The Labor Department’s employment report of Friday, April 4, showed a decrease of 80,000 jobs last month, the biggest monthly decline in several years. Of course this immediately prompted further proclamations that the U.S. economy is already in the midst of recession, a claim that spurred the dramatic sell off in world-wide equities just two-three weeks ago. Our column of the past two weeks alluded to this reminder, as it stated, “With Pluto turning retrograde April 2, followed by Venus in a square aspect to Pluto on April 8 (should be April 6-7), we have to be aware that the forecasts of a great and miraculous recovery may also be pre-mature.”

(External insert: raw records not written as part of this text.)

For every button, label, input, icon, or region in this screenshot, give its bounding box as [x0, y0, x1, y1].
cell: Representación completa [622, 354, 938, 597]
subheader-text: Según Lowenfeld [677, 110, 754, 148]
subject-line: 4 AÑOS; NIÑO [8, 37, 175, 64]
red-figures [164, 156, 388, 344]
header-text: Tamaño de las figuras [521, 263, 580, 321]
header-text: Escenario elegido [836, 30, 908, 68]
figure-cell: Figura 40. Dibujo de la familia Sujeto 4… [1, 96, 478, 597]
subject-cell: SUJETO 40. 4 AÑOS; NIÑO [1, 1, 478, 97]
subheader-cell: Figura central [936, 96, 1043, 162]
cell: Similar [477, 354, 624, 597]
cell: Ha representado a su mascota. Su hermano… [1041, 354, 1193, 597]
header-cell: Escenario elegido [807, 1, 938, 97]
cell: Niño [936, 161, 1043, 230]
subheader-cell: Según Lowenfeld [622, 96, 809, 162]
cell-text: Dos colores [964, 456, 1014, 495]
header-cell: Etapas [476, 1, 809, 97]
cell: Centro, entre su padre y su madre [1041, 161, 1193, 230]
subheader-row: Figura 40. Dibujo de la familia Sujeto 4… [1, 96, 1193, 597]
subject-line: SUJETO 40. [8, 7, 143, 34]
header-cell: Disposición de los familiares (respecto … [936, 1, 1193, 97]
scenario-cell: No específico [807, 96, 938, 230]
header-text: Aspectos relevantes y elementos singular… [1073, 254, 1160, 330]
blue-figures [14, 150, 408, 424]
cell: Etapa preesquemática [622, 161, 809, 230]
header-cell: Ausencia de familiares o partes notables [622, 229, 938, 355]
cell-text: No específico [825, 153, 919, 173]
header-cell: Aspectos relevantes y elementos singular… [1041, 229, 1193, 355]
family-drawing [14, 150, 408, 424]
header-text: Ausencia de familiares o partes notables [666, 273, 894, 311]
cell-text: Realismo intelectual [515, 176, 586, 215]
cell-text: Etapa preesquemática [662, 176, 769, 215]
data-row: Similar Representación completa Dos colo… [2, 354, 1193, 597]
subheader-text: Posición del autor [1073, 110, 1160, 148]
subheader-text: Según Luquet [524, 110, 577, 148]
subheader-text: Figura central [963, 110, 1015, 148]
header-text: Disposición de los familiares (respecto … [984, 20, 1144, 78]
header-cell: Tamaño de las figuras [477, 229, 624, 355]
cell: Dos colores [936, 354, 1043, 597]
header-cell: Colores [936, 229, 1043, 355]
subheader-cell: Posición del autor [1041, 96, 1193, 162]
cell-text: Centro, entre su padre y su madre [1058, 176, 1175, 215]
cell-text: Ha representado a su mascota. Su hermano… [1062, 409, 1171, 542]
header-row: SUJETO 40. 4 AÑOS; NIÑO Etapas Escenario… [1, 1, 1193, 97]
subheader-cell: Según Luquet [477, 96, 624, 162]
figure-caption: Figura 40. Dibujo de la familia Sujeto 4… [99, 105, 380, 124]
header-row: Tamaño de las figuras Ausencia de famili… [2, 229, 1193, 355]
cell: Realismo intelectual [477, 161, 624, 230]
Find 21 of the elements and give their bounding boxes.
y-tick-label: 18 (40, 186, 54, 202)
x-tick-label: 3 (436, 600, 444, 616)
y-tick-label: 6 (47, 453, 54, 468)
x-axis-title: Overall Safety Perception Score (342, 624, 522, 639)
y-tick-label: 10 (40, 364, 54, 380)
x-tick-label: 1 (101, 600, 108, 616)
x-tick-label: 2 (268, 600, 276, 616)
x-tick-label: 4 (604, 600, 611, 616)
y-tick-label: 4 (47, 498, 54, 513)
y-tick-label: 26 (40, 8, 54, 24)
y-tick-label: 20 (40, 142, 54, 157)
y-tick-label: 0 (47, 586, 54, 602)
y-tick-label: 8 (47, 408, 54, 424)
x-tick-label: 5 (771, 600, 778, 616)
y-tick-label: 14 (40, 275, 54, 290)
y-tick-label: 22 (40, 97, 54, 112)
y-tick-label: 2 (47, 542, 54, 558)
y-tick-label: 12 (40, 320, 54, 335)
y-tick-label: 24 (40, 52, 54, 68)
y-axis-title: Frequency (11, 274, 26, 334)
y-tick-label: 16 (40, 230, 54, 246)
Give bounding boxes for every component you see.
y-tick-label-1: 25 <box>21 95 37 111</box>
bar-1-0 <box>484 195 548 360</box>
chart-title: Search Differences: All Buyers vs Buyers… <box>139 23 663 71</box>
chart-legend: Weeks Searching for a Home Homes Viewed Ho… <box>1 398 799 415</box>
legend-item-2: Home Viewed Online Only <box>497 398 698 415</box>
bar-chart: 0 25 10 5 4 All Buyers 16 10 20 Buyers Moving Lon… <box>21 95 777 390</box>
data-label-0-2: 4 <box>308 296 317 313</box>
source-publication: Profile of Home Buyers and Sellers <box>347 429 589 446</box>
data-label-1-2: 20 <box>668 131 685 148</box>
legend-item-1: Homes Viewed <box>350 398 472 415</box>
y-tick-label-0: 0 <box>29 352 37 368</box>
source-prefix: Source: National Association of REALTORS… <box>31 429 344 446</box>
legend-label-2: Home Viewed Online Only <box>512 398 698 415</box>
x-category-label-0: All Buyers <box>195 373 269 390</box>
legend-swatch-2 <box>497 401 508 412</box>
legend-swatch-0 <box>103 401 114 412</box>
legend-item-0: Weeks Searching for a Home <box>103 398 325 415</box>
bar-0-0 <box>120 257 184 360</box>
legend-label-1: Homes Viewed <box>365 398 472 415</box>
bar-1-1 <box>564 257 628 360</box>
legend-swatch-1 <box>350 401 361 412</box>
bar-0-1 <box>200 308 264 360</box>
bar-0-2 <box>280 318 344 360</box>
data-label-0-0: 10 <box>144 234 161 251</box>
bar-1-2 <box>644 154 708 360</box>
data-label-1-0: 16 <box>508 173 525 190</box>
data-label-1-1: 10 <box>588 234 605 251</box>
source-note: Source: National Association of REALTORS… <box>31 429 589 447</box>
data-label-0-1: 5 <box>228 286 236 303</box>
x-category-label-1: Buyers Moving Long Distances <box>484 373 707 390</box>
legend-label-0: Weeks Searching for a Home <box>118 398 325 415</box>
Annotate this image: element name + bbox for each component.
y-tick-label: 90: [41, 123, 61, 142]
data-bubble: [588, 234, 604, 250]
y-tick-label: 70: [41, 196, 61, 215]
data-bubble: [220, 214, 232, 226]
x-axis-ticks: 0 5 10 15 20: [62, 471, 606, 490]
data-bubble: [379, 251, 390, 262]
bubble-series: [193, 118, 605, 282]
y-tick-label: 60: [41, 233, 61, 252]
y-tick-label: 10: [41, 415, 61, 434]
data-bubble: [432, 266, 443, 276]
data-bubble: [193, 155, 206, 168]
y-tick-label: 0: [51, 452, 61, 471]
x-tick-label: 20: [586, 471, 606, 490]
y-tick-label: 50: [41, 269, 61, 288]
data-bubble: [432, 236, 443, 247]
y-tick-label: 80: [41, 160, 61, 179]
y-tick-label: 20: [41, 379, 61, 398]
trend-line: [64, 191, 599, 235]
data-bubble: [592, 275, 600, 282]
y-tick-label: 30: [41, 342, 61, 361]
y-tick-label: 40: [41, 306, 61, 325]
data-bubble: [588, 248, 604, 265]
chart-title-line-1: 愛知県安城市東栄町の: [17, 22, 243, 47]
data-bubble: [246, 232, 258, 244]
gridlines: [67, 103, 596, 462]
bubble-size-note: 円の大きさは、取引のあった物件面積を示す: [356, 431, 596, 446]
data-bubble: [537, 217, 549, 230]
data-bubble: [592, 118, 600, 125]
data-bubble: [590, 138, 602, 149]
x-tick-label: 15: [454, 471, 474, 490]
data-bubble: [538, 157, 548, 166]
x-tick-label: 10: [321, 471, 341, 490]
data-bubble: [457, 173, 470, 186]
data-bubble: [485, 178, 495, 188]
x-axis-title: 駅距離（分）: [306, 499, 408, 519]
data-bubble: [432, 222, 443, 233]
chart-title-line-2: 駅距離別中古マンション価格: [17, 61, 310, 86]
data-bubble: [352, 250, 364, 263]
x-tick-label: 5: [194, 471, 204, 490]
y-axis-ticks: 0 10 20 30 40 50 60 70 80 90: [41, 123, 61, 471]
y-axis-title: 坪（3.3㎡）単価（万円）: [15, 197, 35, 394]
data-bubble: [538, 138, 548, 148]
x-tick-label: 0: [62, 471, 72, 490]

But what about a recession? Are we in a full-fledged recession? Will it be a deep one, or is this just mild and temporary? What does Financial Astrology say? For this year, and especially the next two months, the long-term geocosmic signatures are favorable, according to principles of modern-day astrology. That is, there are important trine (120 degree) relationships in effect between Jupiter and Saturn, as well as Saturn and Pluto. And, as mentioned last week, Jupiter has also now begun its first of three favorable sextile (60 degree) aspects that will last into November. Modern-day astrology, applied to the field of market timing, hypothesizes that such favorable aspects are ultimately favorable for the economy and equity markets.
However, we also discussed the idea that traditional astrology might have another viewpoint. Here, it is not planets in aspect that are so important, but rather planets in signs that are more important. In this regard we note that both Jupiter and Saturn are in earth signs (Capricorn and Virgo respectively), and earth signs have more a contracting quality. Thus the economy and stock markets might not perform so well with these placements. In my opinion, I think it is a combination of both these principles at work. The planet-sign relationships may coincide with the constriction we have experienced in regards to economic growth and stock market behavior so far. But the favorable aspects have also limited the amount of downside activity too. The economy and stock markets may not be so bullish right now, but they aren’t falling hard either. For the amount of fear witnessed in the world investment community in March, these economies and equity markets have held up pretty well. The fear was great, but the fear has yet to materialize into anything near the degree to which many analysts predicted.
Yet it is interesting to note the similarity between the last instance of the 29-year cycle of Saturn in Virgo, to this current time. (Virgo, by the way, represents "the work force," and Saturn represents "contraction"). The last time Saturn was in Virgo occurred from November 1977 through September 1980. You may remember in the United States, this was a time of sharply rising prices (inflation), when precious metals soared to historic highs. But it led to an economic recession and sluggish stock prices. They called it “stagflation.” And here we are again, with Saturn in Virgo, September 2007 through October 2009. Commodity prices are soaring, and Gold recently passed $1000/oz for the first time ever. Yet the economy and stock markets are struggling, and the ‘R’ word is being bandied about loosely. Back then, President Jimmy Carter forbid the use of the ‘R’ word, preferring instead to refer to the economy as “bananas.” I wonder what words today’s administration will use to address the state of the economy. Maybe peanuts?